Et bien sûr, sur les trente-cinq jours de tournage prévus, nous n’avons eu que quelques jours nuageux au début. Les jours se sont succédé, avec un ciel bleu implacable. Pendant les deux premières semaines, j’ai lutté et résisté à l’envie de photographier sous le soleil matinal, et ce faisant, j’ai perdu un temps précieux.

Puis, environ deux semaines après le début du tournage, j’ai pris une photo sous le soleil le plus intense et le plus éblouissant, au milieu d’une tempête de sable qui a encore plus tout balayé. En regardant la photo prise cette nuit-là, j’ai pris conscience d’une chose que je savais instinctivement depuis le début : dans le cadre d’un projet sur le changement climatique, la lumière aveuglante du soleil est plus éloquente que les nuages atmosphériques maussades et la lumière douce. J’ai passé deux décennies à photographier en attendant les nuages, et j’étais donc ancré dans mon esthétique nuageuse. Mais après cette photo, j’ai enfin appris à accepter le soleil pour cette séance.

Que représentent les plateformes sur lesquelles se tiennent les personnes photographiées ?

Pour moi, les caisses recouvertes de sable sur lesquelles se tiennent les familles de réfugiés syriens sont une sorte de piédestal pour l’inconnu. Comme je l’ai déjà mentionné ailleurs, on voit généralement des généraux ou des politiciens sur des piédestaux, mais ces personnes, invisibles et inaudibles, qui ont traversé tant d’épreuves et qui restent résilientes et fortes, méritent à mes yeux bien plus d’être reconnues.

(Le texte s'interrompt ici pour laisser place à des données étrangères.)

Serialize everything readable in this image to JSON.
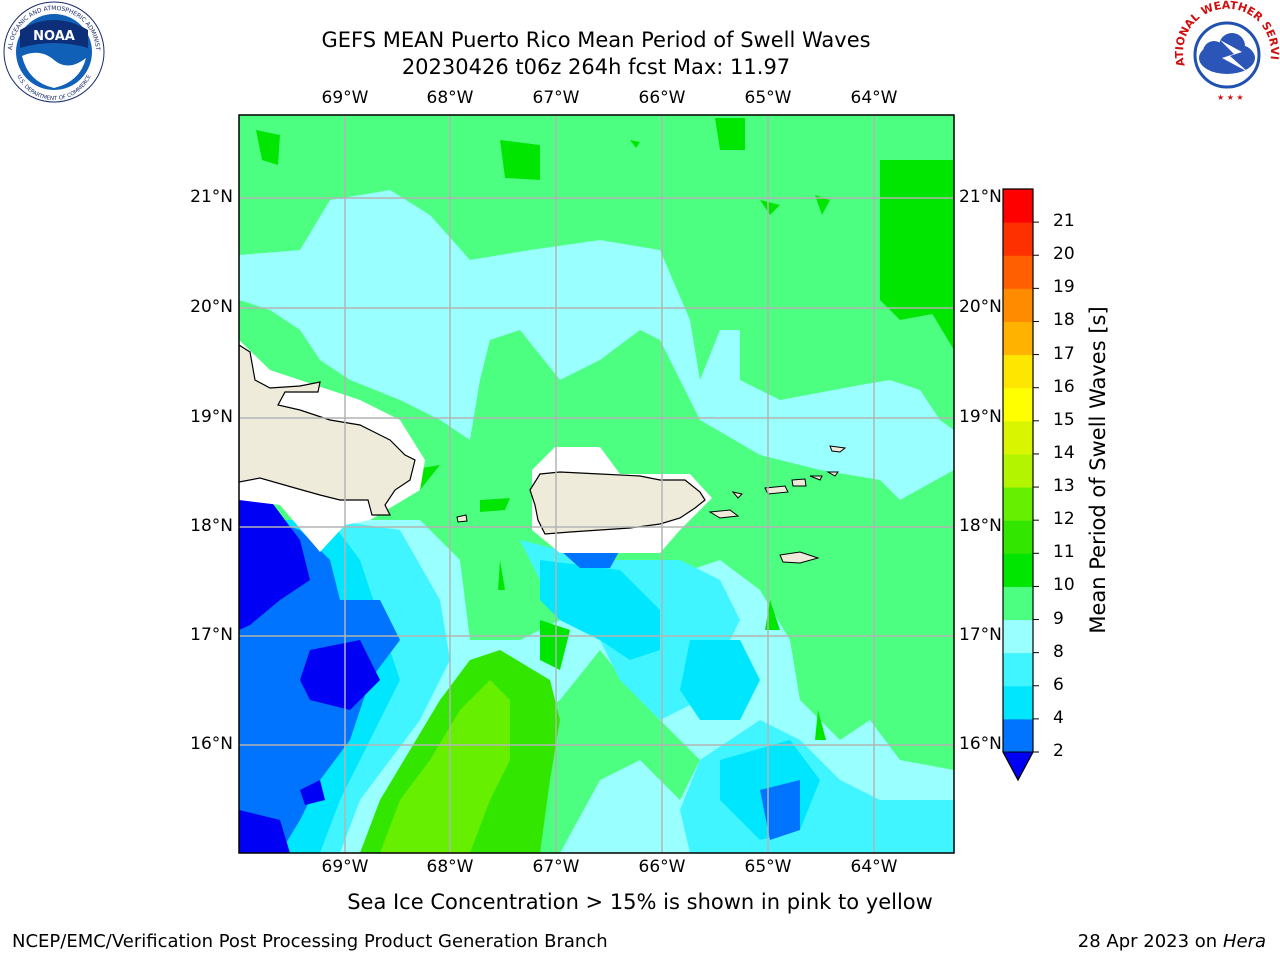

Il est intéressant de lire comment d’autres personnes ont interprété ces boîtes. Par exemple, la conservatrice Arianna Rinaldo, qui organise ma prochaine exposition des quatre chapitres de The Day May Break à la Gallerie d’Italia Museum de Turin, a écrit dans sa préface du livre, à propos des boîtes : « Ce sont les briques de leurs maisons qui ont été détruites dans leur pays et qui doivent être reconstruites. Ce sont les cartons de fortune qui abritent les sans-abri de cette planète. Elles sont les fondations de l’avenir. »

J’aime que les gens donnent d’autres interprétations à l’œuvre. Tant que je suis d’accord avec ces interprétations, bien sûr…

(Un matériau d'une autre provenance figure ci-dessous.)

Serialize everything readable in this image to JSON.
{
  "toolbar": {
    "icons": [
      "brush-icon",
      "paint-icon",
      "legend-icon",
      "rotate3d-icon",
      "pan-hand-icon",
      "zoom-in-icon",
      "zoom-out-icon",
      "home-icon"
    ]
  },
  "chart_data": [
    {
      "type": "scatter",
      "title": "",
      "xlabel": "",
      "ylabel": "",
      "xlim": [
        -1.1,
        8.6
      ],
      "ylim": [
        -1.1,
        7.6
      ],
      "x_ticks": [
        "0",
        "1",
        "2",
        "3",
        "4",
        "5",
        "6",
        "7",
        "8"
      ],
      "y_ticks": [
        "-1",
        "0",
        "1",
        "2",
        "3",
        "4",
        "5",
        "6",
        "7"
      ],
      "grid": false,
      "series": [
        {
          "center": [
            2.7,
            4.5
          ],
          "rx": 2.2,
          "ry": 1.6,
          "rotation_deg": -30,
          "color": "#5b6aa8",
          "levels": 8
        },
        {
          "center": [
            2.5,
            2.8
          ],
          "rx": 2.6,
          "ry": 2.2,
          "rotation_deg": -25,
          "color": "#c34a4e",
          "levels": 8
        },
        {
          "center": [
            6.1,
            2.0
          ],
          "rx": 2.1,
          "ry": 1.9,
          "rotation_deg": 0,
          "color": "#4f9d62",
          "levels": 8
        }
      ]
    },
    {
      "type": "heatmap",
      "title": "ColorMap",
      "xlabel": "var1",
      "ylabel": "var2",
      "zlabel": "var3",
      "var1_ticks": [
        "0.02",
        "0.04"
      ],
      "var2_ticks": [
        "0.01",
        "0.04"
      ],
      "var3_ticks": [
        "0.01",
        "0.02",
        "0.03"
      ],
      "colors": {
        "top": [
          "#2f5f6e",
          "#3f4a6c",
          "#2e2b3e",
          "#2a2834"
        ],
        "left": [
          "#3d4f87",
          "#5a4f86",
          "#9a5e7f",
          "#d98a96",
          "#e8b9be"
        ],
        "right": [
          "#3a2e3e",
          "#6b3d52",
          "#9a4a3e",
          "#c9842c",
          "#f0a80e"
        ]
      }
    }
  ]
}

Après votre période couleur, y avait-il une raison particulière qui vous a poussé à revenir au noir et blanc ?

Je pense que c’est plutôt l’inverse, je photographie par défaut en noir et blanc : le minimalisme, la réduction à la seule tonalité, l’intemporalité que je ressens personnellement avec le noir et blanc. Je ne photographie en couleur que lorsqu’il y a une raison spécifique forte, et pour la photographie sous-marine, il y avait cette nécessité esthétique de photographier en couleur.